The Importance of Magnesium

Magnesium.  If your hard intervals or training efforts seem to be lacking you may be low!


Most coaches and fitness enthusiasts are aware of the importance of magnesium in energy production.  However, more recent research is showing that the amount of magnesium required for optimum health and performance has been underestimated.  Research has also shown that it does not take a large deficiency to have a big impact on performance.  Research has demonstrated that magnesium deficiency reduced metabolic efficiency, increased heart rate and oxygen consumption to complete a given workload.

Pure magnesium is the second most abundant mineral in cells after potassium.  Most is found in muscle tissue and bone.  Less than 1% is found in the blood.  This is typically the amount measured.  Magnesium is used in the synthesis of fat, protein, muscular contraction, cardiac activity, bone metabolism and neurological activity. 

Magnesium has an important role for human performance in ATP metabolism both in aerobic and anaerobic energy production.  ATP is called the energy currency of the body.  During strenuous exercise the rate of turnover of ATP is extremely high, and magnesium is a big part of satisfying this need.  There is also a link to magnesium in reducing oxidative stress and the production of testosterone which can help promote strength gains in athletes. 

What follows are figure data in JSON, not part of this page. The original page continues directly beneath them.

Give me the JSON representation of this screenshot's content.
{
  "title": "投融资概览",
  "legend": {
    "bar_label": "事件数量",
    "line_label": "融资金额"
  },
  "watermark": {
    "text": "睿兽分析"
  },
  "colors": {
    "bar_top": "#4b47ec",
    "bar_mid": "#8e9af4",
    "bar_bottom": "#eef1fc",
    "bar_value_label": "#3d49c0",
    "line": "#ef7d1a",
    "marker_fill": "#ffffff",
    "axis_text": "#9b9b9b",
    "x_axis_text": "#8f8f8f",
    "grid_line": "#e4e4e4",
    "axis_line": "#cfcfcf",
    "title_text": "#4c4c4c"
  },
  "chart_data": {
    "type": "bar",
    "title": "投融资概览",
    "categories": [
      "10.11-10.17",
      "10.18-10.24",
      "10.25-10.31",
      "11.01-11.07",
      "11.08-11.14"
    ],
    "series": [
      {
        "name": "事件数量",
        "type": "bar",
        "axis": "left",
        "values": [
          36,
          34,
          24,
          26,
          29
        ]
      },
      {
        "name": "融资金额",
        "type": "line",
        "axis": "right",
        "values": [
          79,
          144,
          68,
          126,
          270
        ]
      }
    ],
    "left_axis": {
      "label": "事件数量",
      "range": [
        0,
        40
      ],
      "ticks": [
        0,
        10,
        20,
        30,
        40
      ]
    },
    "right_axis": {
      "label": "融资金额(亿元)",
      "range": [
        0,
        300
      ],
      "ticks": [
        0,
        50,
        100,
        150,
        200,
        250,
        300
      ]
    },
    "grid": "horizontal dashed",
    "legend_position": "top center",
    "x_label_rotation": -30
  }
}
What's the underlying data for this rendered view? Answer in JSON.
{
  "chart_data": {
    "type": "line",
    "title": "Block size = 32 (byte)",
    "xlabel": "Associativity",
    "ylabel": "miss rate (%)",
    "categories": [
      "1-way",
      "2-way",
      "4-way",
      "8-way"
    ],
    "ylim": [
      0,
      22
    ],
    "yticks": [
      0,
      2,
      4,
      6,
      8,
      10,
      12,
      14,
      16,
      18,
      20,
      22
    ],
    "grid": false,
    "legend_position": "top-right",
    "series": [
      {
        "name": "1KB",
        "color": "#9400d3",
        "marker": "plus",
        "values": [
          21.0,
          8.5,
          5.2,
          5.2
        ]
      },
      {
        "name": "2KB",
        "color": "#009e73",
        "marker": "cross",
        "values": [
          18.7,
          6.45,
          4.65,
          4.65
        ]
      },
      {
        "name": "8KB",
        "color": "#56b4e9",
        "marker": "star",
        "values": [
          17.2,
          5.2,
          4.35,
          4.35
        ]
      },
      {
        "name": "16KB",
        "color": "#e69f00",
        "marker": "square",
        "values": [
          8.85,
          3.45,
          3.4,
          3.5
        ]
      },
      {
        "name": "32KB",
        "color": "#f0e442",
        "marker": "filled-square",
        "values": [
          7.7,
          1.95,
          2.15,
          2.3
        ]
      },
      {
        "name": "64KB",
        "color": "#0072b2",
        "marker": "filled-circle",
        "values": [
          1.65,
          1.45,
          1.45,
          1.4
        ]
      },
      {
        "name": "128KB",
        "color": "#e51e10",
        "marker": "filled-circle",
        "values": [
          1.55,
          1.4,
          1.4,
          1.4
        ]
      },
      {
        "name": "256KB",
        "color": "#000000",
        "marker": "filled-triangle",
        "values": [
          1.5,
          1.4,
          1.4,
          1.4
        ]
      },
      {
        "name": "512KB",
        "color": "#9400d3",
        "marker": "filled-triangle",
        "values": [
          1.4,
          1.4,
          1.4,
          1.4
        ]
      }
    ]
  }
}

Recommended Magnesium levels in the US are about 400mgs per day for men and about 300mgs for women.  However research in athletes has led many to believe that this is too low.   Levels in the range of 450 to 500 may produce better performance.  A rule of thumb is 3mg per pound of body weight. 

The impact of a deficiency of magnesium is so great that this should be one of the first checks on a list of dietary needs for optimum performance.  Especially if your sport is a power to weight sport, where you are trying to watch your diet and may trying to reduce your body weight. 

Some dietary sources highest in magnesium are almonds, pumpkin seeds, peanuts, walnuts, and sesame seeds.  If you are an athlete or actively training, make sure you are consuming magnesium rich foods or take a magnesium supplement.  They are cheap and safe.